When I was young, the only people who had tattoos were convicts, military personnel and circus performers. The only ones with such marks whom I knew personally were from the military, who explained their tattoo as the result of drunken weekend to their eternal regret. As they aged, every one of them tried to have their tattoo removed, and each and every time, it left scars that looked much like burns, shiny, wrinkled, pinkish or otherwise discolored, and, in all cases, ugly, but at least the ludicrous tattoo (a girl’s name, a phrase, an insignia, etc.) was small and was removed. All of them preferred the ugly burned vestiges to the well-inked tattoo.  Today’s tattoos are much larger, huge designs, long philosophical sayings, “art” of myriad forms, mostly undecipherable and uniformly ghastly blemishes, all of which these misguided souls will wear to their graves, ultimately ruing the idiocy of youth that permitted such emasculations of their once beautiful flesh.  Tragedies, all.

So, with the current fad, what can the youth be thinking? I can only assume that they are not thinking at all, at least not about the consequences of permanently scarring their bodies. If what is past is prologue, those with brains will grow sick and tired of seeing the same tattoo or piercing, day after day after week after month after year after decade, until the day arrives when they scream with disgust at the ghastly vestige, and then they’ll welcome the twisted scar it takes to rid them of the sickening, deformed, sagging, wrinkled, distended and discolored mess that no longer conveys a message or image that is discernable to anyone. No one would like to wear the same garment every day for the rest of their lives, and virtually none will want to see the same graphic, words or holes, every day of their lives. History indicates that, among thinking people, virtually all of the victims of this fad will eventually chose removal of the tattoos, if they can afford it and can stand the pain, but, as with the smokers of my generation, the damage will have been done. Ugly remnants will always be on display.

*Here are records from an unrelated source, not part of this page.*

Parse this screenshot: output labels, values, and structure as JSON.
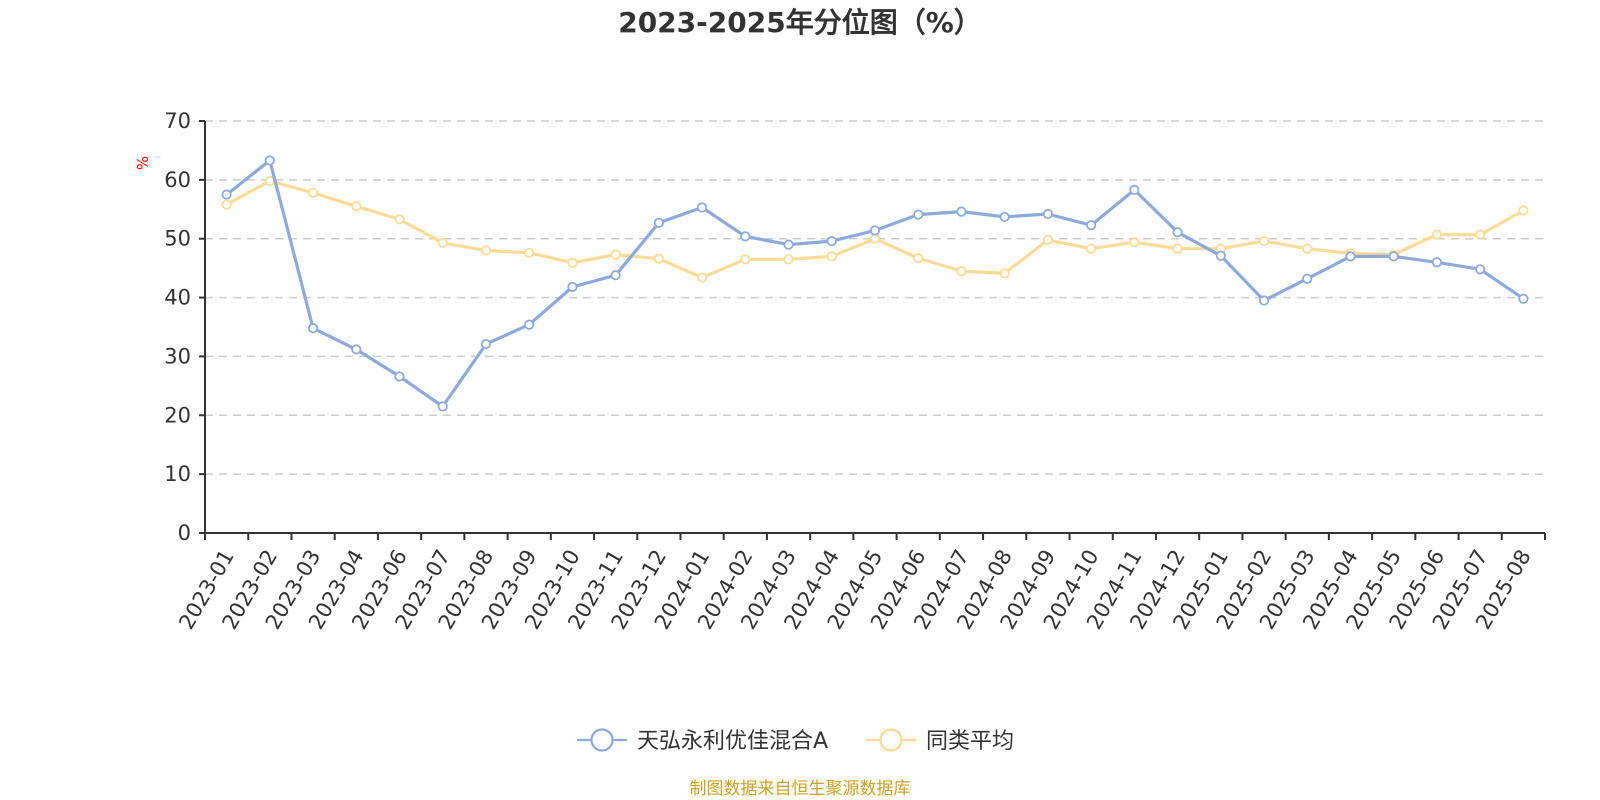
{
  "chart_data": {
    "type": "line",
    "title": "2023-2025年分位图（%）",
    "ylabel": "%",
    "xlabel": "",
    "ylim": [
      0,
      70
    ],
    "yticks": [
      0,
      10,
      20,
      30,
      40,
      50,
      60,
      70
    ],
    "grid": true,
    "legend_position": "bottom",
    "categories": [
      "2023-01",
      "2023-02",
      "2023-03",
      "2023-04",
      "2023-06",
      "2023-07",
      "2023-08",
      "2023-09",
      "2023-10",
      "2023-11",
      "2023-12",
      "2024-01",
      "2024-02",
      "2024-03",
      "2024-04",
      "2024-05",
      "2024-06",
      "2024-07",
      "2024-08",
      "2024-09",
      "2024-10",
      "2024-11",
      "2024-12",
      "2025-01",
      "2025-02",
      "2025-03",
      "2025-04",
      "2025-05",
      "2025-06",
      "2025-07",
      "2025-08"
    ],
    "series": [
      {
        "name": "天弘永利优佳混合A",
        "color": "#8eaadb",
        "values": [
          57.5,
          63.3,
          34.8,
          31.2,
          26.6,
          21.5,
          32.1,
          35.4,
          41.8,
          43.8,
          52.7,
          55.3,
          50.4,
          49.0,
          49.6,
          51.4,
          54.1,
          54.6,
          53.7,
          54.2,
          52.3,
          58.3,
          51.1,
          47.1,
          39.5,
          43.2,
          47.0,
          47.0,
          46.0,
          44.8,
          39.8
        ]
      },
      {
        "name": "同类平均",
        "color": "#fadb98",
        "values": [
          55.8,
          59.8,
          57.8,
          55.5,
          53.3,
          49.3,
          48.0,
          47.6,
          45.9,
          47.3,
          46.6,
          43.4,
          46.5,
          46.5,
          47.0,
          50.0,
          46.7,
          44.5,
          44.1,
          49.8,
          48.3,
          49.4,
          48.3,
          48.3,
          49.6,
          48.3,
          47.5,
          47.3,
          50.7,
          50.7,
          54.8
        ]
      }
    ],
    "source": "制图数据来自恒生聚源数据库",
    "unit_color": "#ff0000",
    "source_color": "#c9a227"
  }
}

Even today, there are more tattoos and body piercings among convicts, particularly in American and Russian prisons, and among African tribes (who first administered tattoos to sailors), not to overlook street gangs and street walkers. Surprisingly, however, this fad has spread to professional athletes, primarily among the toughest street-types in the NFL and certain Hollywood types have joined the fad, as they have embraced odd cults of myriad types. This combination of athletes and “stars” seems to be making tattoos and body piercings “acceptable” among certain parts of America’s middle class, those who are given to following “prominent” others, regardless how aberrant and illogical the conduct. Sadly, these followers will grow to loathe these disfigurations of their only “temple”.

In sum, like it or not, the Thinking Majority (including a healthy percentage of prospective employers, would-be spouses, friends and the like) will not share any appreciation of these permanent degradations and will likely view those with tattoos and body piercings as one or more of the following:

* signs of the tough, hard, cheap and ignorant
* the work of those having no respect for their own bodies
* evidence of some level of self-loathing
* indicative of a desperate need to be, or look like, someone else,
* a willingness to be identified with society’s lowest elements,
* a willingness to bear permanent ugly scars for temporary gratification,
* a short term thinker, and
* a significant deficiency of common sense, at some critical level.

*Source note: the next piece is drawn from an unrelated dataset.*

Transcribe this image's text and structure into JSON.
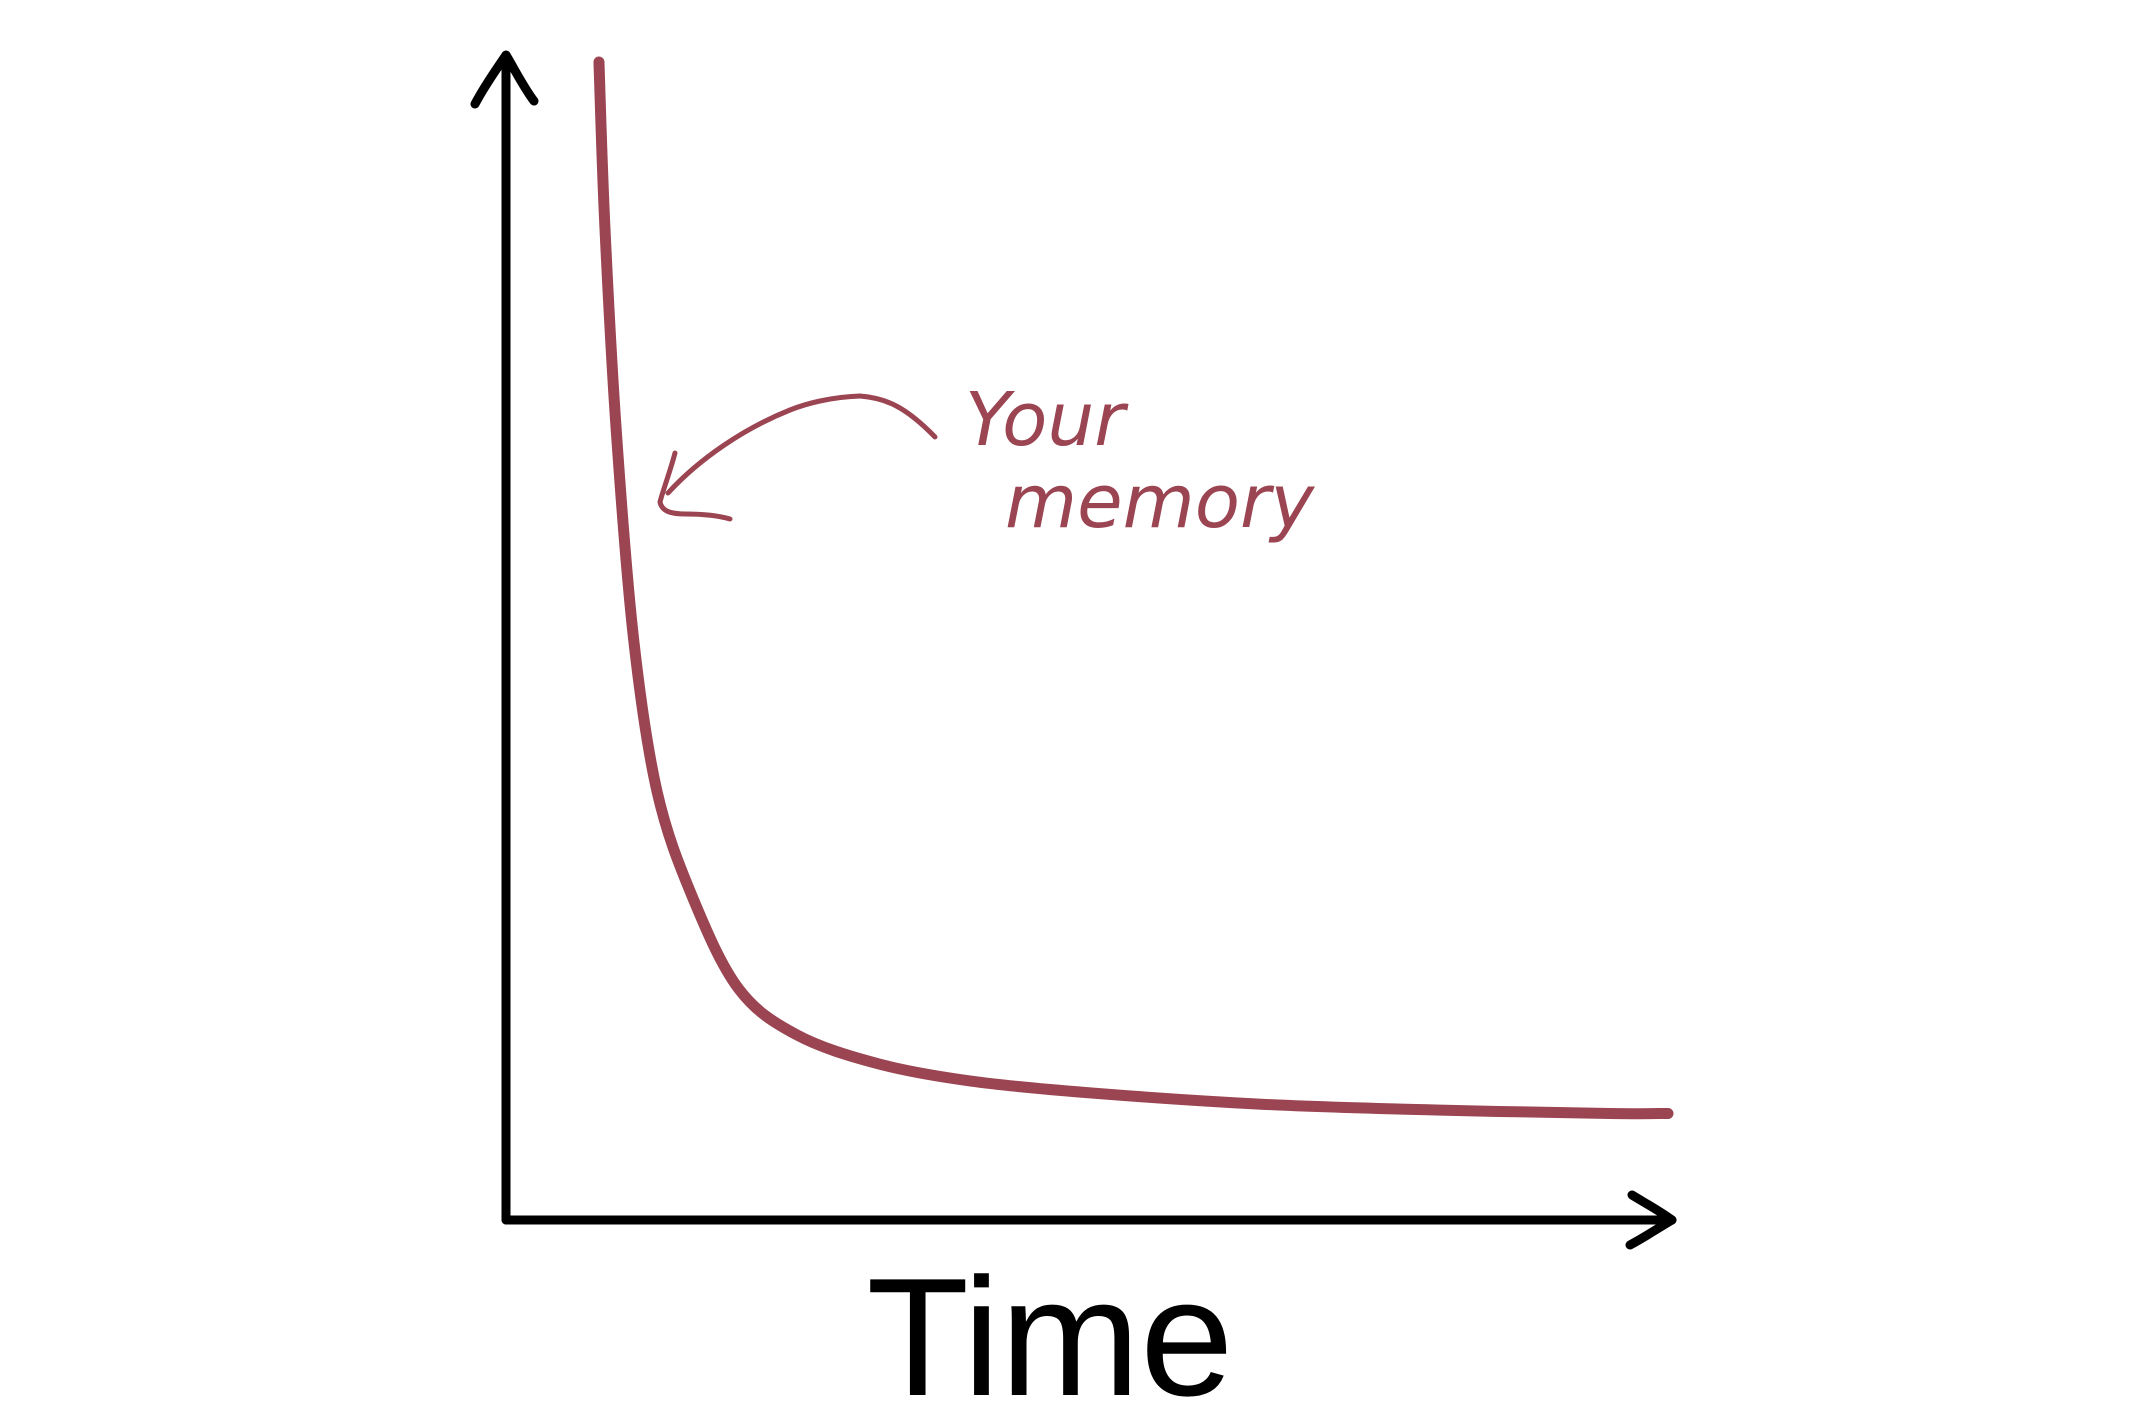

Sadly, when the time comes for liposuction, face lifts, extensive weight loss, and other repairs that age dictates, and skin loses all elasticity, these tattoos and piercings will be the bane of the body. They will estop many forms of reparative surgery and they will accelerate and compound the aging process. It’s hard enough to age; it’s insane to exacerbate the process for a few months of pleasure, after which the monotony of the sameness of those affectations will surely become sickening.  It’s understandable, sadly, among those with limited IQ’s, but it is unforgivable in those not so disadvantaged.

These bodily abrasions bring to mind the quatrains of Scotland’s favorite bard, Robert Burns (1759-1796):

Oh would some Power the giftie give us
to see ourselves as others see us.
It would from many a blunder free us.